私は帽子を被りなおして無遠慮に家に上がった。
好きな人に自分の良い面を見せたいように
嫌いな人には自分の悪い面を見せることで距離を置く
大嫌いな人は、そもそもからして近寄らせない近付かない
これは参った。 本気で泣かされるかもしれない。
「ま、せいぜい味わって飲むことね。」
私の目の前に置かれた一升瓶。
『銘酒 水道水』と書かれたそれは、幻想郷の酒好きの間で幻とも言われる逸品だ。
私が以前捜し求めた時にはとうとう見つからなかった品でもある。
アリスが水道水(銘酒)をグラスに注いでこっちに寄越す。
自分の分も注ぎ終わると、にやりと笑い頬杖をついた。
「さぁ乾杯といきましょうか?」
「……何にだ?」
「そうね。 私の見事な蒐集振りに。」
私は一度舌打ちしてからグラスを掲げた。
『乾杯。』
時折走り疲れて立ち止まる事がある
そういうときにはいつも孤独と焦りを感じる
走り続ける人たちに置いて行かれているようで酷く怖い
「しけた顔してるわね。」
「……かもな。」
「ふぅん……。 つまんないの。」
「そんなだから性悪なんだよ。」
「慰めて欲しいポーズを見せる方が余程。」
「………。」
「せっかくの酒が不味くなるのも御免だわ。その程度の用なら帰ってくれる?」
「……その程度、か。」
「当然。」
「何も聞いてないのにか?」
「あんたが自慢されて静かだなんて尋常じゃないわ。」
「なら一大事なんだろうさ。」
「頭まで悪くなったの?この野魔法使い。」
「何?」
「一大事なら私のところには来ないでしょう?」
「……確かにな。」
「ひとつ言っておくわ。」
「もうなんとでも言ってくれ。

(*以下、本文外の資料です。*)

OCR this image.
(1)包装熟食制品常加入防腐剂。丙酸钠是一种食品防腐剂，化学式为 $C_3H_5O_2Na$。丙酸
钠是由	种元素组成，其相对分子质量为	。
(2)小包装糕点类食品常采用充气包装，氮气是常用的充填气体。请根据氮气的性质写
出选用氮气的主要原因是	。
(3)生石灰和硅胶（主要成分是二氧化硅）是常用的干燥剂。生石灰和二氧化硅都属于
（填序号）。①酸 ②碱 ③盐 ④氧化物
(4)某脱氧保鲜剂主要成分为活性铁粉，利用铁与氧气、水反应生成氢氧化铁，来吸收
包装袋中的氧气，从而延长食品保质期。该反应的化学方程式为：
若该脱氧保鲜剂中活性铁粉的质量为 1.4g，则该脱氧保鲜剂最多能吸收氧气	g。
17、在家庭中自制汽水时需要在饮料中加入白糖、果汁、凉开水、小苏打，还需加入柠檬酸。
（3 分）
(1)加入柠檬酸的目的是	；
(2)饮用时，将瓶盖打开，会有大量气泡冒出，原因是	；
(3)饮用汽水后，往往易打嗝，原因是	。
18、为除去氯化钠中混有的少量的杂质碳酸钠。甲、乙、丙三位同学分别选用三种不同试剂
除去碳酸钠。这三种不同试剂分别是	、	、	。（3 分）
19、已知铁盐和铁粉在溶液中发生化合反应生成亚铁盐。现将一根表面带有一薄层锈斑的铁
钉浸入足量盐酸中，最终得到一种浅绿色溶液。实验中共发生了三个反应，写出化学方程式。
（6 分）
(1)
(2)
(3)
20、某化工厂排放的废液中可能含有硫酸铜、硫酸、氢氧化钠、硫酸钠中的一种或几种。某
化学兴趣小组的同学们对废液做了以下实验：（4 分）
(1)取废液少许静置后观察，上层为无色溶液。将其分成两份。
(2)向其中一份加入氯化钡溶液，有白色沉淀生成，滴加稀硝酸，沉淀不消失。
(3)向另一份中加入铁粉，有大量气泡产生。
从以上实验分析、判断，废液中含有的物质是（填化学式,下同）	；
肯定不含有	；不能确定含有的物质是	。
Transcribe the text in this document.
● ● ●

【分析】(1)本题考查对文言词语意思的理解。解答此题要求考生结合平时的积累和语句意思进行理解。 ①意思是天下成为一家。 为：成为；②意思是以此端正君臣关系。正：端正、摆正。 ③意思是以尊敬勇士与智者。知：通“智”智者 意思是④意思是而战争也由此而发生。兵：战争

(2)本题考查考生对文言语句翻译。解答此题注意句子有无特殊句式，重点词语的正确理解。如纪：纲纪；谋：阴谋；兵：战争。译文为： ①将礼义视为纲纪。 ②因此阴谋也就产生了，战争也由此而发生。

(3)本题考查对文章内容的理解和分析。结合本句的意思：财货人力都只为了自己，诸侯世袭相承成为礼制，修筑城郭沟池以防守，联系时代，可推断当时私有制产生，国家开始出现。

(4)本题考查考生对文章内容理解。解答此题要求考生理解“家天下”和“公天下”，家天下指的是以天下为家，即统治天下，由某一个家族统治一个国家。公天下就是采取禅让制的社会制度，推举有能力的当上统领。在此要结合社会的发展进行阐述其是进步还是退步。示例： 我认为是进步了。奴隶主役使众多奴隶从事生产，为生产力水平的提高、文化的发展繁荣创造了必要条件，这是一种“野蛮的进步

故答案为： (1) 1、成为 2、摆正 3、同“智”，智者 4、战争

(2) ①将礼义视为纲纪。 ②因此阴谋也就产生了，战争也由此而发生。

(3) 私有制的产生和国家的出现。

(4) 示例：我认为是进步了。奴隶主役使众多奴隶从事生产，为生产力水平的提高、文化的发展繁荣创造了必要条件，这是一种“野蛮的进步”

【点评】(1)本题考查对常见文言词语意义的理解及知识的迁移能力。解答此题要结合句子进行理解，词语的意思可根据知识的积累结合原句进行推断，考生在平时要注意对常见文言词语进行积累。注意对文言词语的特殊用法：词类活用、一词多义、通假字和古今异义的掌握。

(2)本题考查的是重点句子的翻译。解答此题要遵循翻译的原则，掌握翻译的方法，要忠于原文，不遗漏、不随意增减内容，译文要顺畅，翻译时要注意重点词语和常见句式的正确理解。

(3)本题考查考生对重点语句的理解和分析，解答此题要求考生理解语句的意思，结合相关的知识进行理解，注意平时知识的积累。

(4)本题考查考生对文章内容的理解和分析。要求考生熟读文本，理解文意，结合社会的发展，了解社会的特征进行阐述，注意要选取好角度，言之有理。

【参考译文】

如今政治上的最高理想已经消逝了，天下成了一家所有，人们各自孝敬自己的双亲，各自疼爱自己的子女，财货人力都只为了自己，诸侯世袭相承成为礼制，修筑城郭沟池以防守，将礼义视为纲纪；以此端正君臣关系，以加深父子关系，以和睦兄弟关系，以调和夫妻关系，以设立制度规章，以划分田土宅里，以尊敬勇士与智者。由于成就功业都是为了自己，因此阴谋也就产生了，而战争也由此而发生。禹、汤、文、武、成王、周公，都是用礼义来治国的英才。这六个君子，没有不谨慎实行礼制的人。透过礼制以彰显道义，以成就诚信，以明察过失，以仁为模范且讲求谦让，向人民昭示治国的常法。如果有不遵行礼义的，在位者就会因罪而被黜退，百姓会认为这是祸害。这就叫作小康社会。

」
「鬱陶しいからへこたれた程度でそんないらいらする顔しないでくれる?」
表も裏も結局は一つの所にあるものだ
ならどちらか片方しか知らないとしても
その本質を見極める事が出来るのだろう
「あんたに諭されるとはな。」
「殴ってやっても良かったのよ?」
「女の子は顔が命だぜ?」
「馬鹿言わないで。 一升瓶で、頭をよ。」
「はは。 命拾いして何よりだ。」
「張り合う相手がいたほうが面白いのよ。」
「生かしておいてくれるのか、そりゃ有り難い。」
「ツケは返してもらわないとね。」
「私はなかなか泣かないぜ?」
「それなら。」
「どうする?」
「今度シャリアピンステーキでも作ってもらおうかしら。」
「何だそりゃ?」
「たまねぎをたっぷり使うステーキよ。」
「なるほど、一ころだな。」
虹の様に華やかで無くとも
太陽の様に燦然と輝くことが無くとも
私は私として笑ったり泣いたりしながら生きていく
「ちゃんとツケは払いなさいよね。」
振り返らずにひらひらと手を振って箒にまたがる。
「まあそのうちな。」
「まあそのうちね。」
飛び立つ寸前、ひとつ聞き忘れた事を思い出した。
「なぁ、なんで魔女は箒なんだ?」
はぁ?という返事を合図に私は帽子を押さえて星空の散歩に向かった。
わだかまりは消せてはいない
胸の痛みも無くなったわけではない
だけれど、お揃いの箒でこんな空を飛ぶのもいいかもしれない
「霊夢~!」
「ああ、おはよう魔理沙『先生』。」
「その呼び方も今日までだな。」
「そうなの?」
「ああ。」
私は用意してきた箒を差し出し、自分の帽子を霊夢に被せた。
「卒業オメデトウ、霊夢君。」
霊夢はくすくす笑いながら箒を受け取る。
「ありがとうございます、魔理沙先生。」
「というわけで今晩は卒業祝いにその箒で夜空の散歩だ。」
「今までと大して変わらないわね。」
「何か言ったかね?」
「いいえ、何も。」
いつものように二人で笑いあう。
彼女は彼女らしく、私は私らしく。
いつも通りである事に、自然と笑顔がこぼれた。
手が届かないところにいるなんて誰が言った?
私とは全然違うんだなんてどうして思ってしまった?
手をつないだら答えなんて探す必要も無いくらい近くにあったのに
「あ、『霧雨魔理沙の使ったグラス』じゃ大した価値にならないわね。…失敗したなぁ。」
呟きを聞き取るものも今は無く。